SLAM: How is pick-up basketball there different then in NYC?
KC: In New York City, the game is not only considered a sport, but also as a recreational activity. That’s the big difference. I’ve seen kids playing one-on-one full court in Brooklyn, 70 years old men running with teenagers…you can play with people from all ages and backgrounds and that’s pretty unique. On the individual aspect, New Yorkers are better, more athletic and great ball-handlers, but sharing the ball and moving around is not part of their habits.
The number of playgrounds in New York is just outrageous compared to other cities in the states and the rest of the world. Just imagine if NYC had only one court, West 4th, for example, this is nearly how I grew up. All the players were gathering on the same playground, so the vibe was super friendly, but competitive at the same time. We still have to learn how to integrate playgrounds in our urban landscapes even though France has always been a big streetball place. In the early 90’s guys like Moustapha Sonko were dominating the Parisian playgrounds, but the NBA wasn’t ready yet.
SLAM: Who was your favorite person to interview?

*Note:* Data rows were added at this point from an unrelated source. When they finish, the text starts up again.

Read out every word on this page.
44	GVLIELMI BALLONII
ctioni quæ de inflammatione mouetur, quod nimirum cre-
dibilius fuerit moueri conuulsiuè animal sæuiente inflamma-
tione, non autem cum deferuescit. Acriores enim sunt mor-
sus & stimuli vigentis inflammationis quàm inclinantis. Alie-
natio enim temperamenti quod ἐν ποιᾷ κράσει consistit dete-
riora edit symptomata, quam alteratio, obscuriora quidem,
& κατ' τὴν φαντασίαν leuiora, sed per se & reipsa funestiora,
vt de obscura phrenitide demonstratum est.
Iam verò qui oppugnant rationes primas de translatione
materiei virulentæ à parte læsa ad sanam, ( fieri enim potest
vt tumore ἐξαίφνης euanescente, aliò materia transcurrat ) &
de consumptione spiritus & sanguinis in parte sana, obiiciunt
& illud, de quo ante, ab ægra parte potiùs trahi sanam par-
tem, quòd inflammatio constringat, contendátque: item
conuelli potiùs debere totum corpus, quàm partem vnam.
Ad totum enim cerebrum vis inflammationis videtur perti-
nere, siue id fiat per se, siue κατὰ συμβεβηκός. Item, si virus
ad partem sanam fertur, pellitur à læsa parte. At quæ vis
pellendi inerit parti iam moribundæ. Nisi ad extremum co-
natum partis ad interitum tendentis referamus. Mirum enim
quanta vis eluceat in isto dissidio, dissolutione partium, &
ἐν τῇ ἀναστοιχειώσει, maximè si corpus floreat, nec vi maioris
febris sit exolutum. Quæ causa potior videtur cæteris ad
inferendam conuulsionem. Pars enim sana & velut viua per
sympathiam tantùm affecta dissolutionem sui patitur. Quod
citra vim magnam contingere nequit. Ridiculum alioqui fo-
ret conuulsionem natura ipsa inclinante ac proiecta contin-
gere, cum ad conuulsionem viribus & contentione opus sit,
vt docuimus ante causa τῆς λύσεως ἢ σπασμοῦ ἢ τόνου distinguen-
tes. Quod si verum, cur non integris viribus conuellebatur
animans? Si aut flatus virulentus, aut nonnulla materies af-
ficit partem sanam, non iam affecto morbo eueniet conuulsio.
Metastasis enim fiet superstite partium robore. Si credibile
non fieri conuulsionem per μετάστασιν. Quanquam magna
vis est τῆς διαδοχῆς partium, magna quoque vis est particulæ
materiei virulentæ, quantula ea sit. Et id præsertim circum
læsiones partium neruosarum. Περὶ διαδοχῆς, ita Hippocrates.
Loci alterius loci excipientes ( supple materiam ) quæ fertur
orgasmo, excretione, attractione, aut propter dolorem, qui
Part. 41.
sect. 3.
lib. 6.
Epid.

KC: Pee Wee Kirkland, definitely. I had read a few books and articles mentioning the legendary stickman, but I wasn’t really familiar with the character. I never met him personally. So when I saw him at Milbank Center with his 70’s haircut and attitude, I felt like Marty McFly in Back to The Future. But once he started answering, I realized how deep New York basketball culture is and the impact that his generation of players had on our modern basketball. I also really enjoyed filming Kenny Smith and Kenny Anderson. I was a big fan and was really surprised to see how enthusiastic they were while talking about their childhood in Lefrak City.
SLAM: What was your favorite part of filming this movie?

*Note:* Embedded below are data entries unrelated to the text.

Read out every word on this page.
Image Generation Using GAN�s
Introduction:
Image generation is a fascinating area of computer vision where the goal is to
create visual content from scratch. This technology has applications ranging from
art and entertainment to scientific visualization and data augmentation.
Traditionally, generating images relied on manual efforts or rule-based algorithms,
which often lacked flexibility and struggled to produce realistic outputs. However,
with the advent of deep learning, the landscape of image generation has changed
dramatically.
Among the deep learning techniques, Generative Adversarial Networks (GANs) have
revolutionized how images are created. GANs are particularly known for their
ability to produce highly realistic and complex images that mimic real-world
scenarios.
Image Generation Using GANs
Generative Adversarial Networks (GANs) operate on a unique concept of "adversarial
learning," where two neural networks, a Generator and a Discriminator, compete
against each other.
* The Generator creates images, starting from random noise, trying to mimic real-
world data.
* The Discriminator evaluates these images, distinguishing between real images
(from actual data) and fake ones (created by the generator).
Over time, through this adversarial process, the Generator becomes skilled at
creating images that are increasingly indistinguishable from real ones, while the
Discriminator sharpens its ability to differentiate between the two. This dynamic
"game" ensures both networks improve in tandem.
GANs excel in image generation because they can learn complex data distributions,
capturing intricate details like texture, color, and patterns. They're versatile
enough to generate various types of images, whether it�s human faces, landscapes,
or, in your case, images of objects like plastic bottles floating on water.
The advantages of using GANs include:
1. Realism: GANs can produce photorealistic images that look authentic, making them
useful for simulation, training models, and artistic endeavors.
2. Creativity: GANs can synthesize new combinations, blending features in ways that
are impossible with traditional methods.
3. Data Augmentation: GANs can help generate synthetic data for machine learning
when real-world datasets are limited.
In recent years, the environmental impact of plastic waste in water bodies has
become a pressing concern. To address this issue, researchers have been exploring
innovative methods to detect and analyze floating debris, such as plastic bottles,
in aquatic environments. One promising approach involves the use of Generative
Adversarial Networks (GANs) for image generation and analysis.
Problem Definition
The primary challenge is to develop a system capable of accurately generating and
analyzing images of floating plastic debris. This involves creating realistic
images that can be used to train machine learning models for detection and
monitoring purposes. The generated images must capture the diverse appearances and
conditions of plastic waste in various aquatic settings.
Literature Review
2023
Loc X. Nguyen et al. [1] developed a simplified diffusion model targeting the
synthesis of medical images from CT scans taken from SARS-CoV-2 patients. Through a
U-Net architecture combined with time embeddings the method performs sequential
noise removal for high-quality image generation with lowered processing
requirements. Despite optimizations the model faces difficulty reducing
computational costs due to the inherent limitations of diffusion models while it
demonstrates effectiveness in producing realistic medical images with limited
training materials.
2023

KC: Besides the satisfaction of playing ball everyday, we had our funniest moments with kids. Whatever the neighborhood, our most animated characters were the youth of New York City. Each time we would set-up the tripod and play, those little kids would interact with the camera, comment on the games or get behind it to start filming. In Ron Artest’s Queensbridge, for example, as soon as we arrived, a 10-year-old kid came at us and said, “ I’m sure me and my friend can beat you 2-on-2.” He had the typical socks and slip-ons style we saw the whole summer. We accepted the challenge, won three games in a row until he called his big brother, but that wasn’t a problem for us. The camera was still rolling, some kids were saying “ Bang-Bang” on each of our made shots and we ended up winning everything. Another good memory was in Lefrak City. I didn’t know what to expect—15 kids were playing 21 in slip-ons, which was amazing, but when I saw the Kenny Smith’s and Kenny Anderson’s logos on the playgrounds, I instantly felt like I was in a legendary place. Our poster photo was taken that day.